Pet shops refer to the wholesale lists when nameing the species you will find that common sphodomantis species will be called Sphodromantis sp even tho they have obvious differences.

I bought both Sphodromantis baccettii and Sphodromantis lineola nymphs from a local pet store some time ago, he named them as Sphodromantis sp also refering to them as African mantis, as the wholesaler list refers to them as such.

Regards,

Lee


----------



## GoglGourd (Feb 7, 2006)

just emailed the shop, he replied with:



> Thanks for letting me know, they were bought as a mantid from the Philippines from a large and well respected breeder in Germany. I'm not into mantids myself, but she said that the adults that produced them were from an undescribed species she had collected from the Philippines. Not trying to say that the breeders you have approached are wrong, but with this background info it might be that they just look very similar. Who knows?!!! Thanks for the info though!
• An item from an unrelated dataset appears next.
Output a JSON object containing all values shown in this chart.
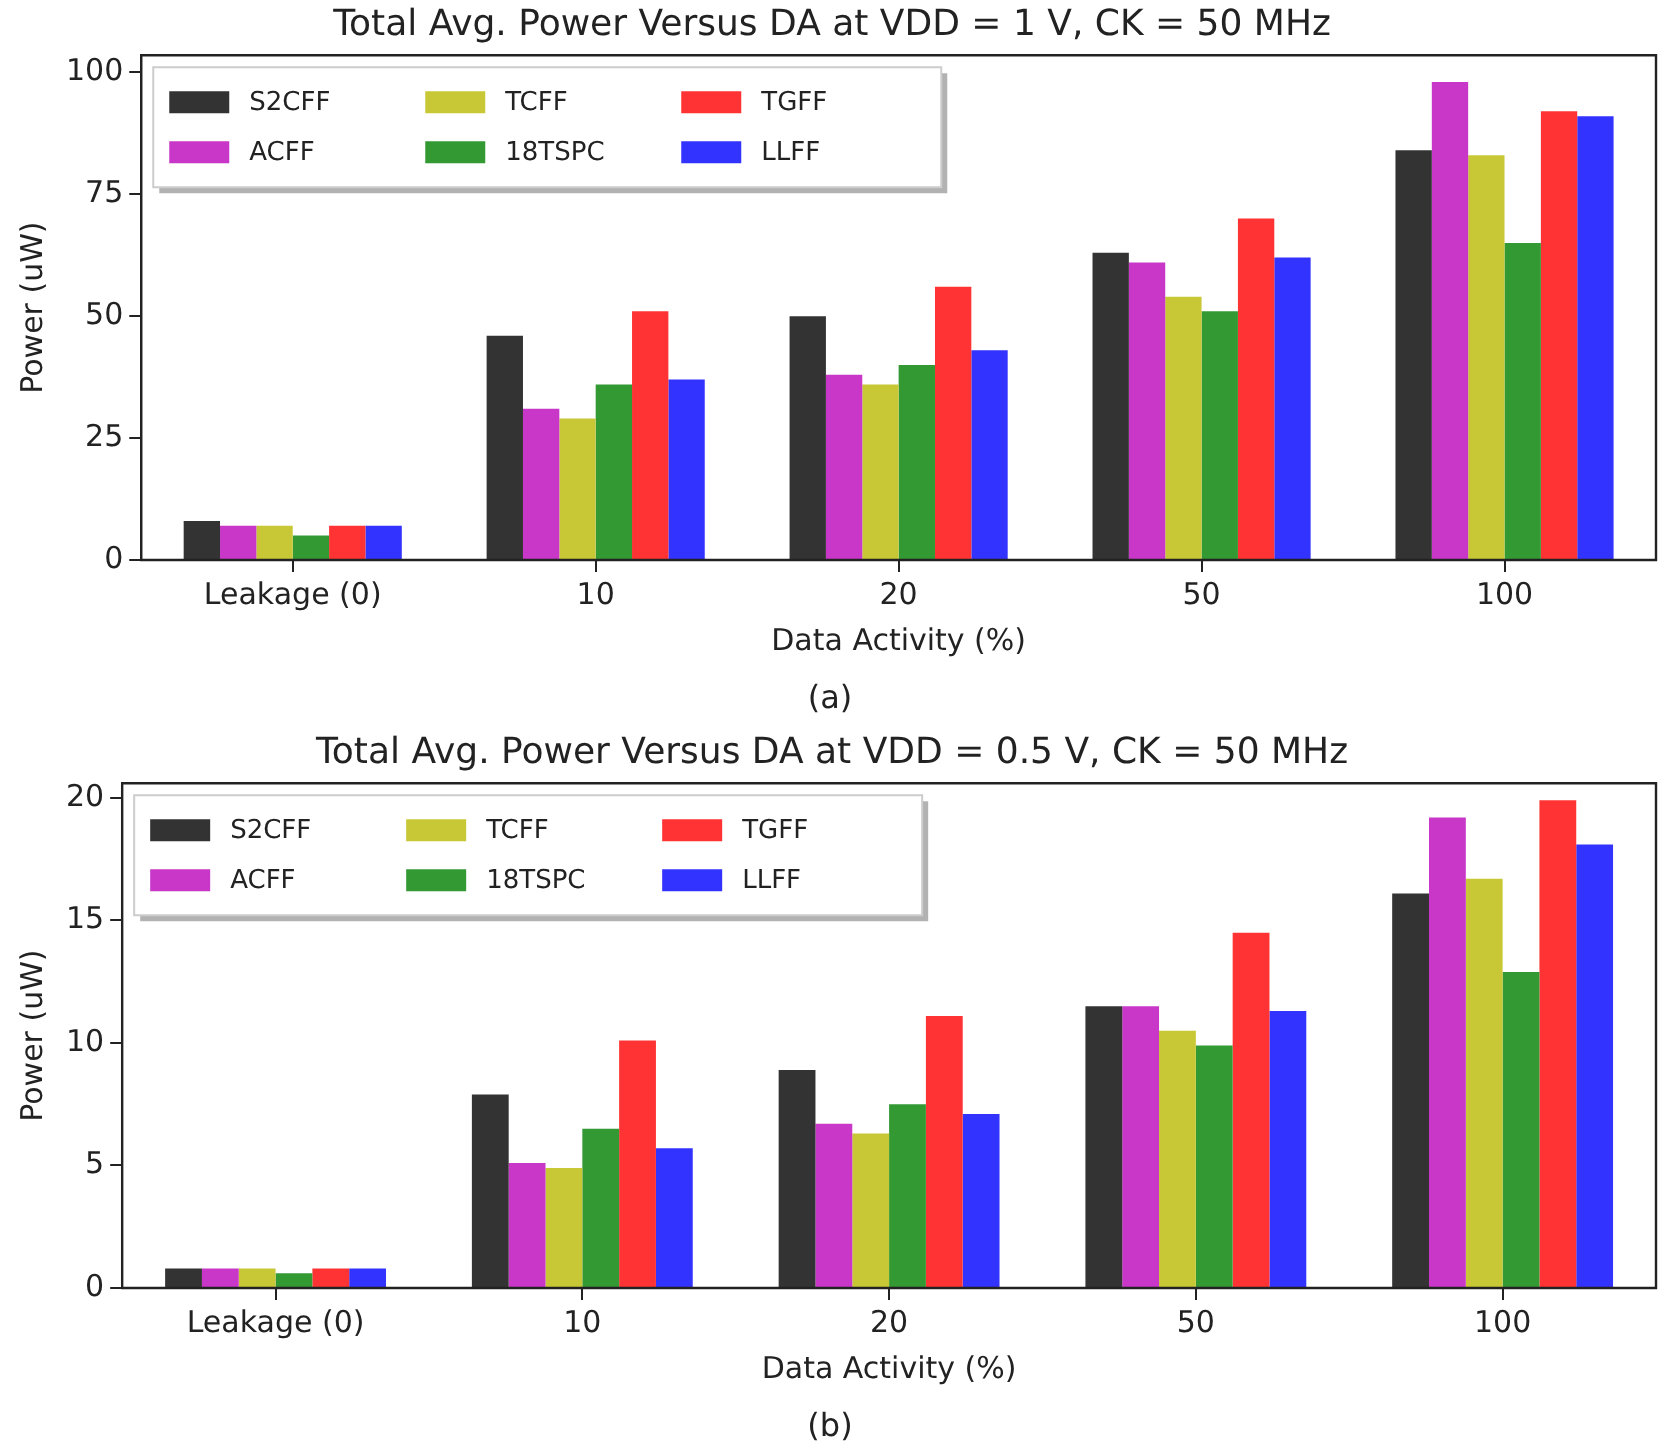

I'll take your words for it, you clearly all know what you're talking about, thanks!


----------



## Rick (Feb 7, 2006)

> The first mantis in you pics is called Hierodula paviceps, it frequntly turns up on wholesale lists as philippine species.The same occurs with most (if not all other species) which appear on wholesale lists.
> 
> but i assue you it is most likely Hierodula paviceps, i have approx 70+ behind me right now.
> 
> ...


It looks just like the Africans I have sitting right here beside me as well. Guess we will see when it matures.


----------



## GoglGourd (Feb 7, 2006)

i'll be sure to post a pic of it


----------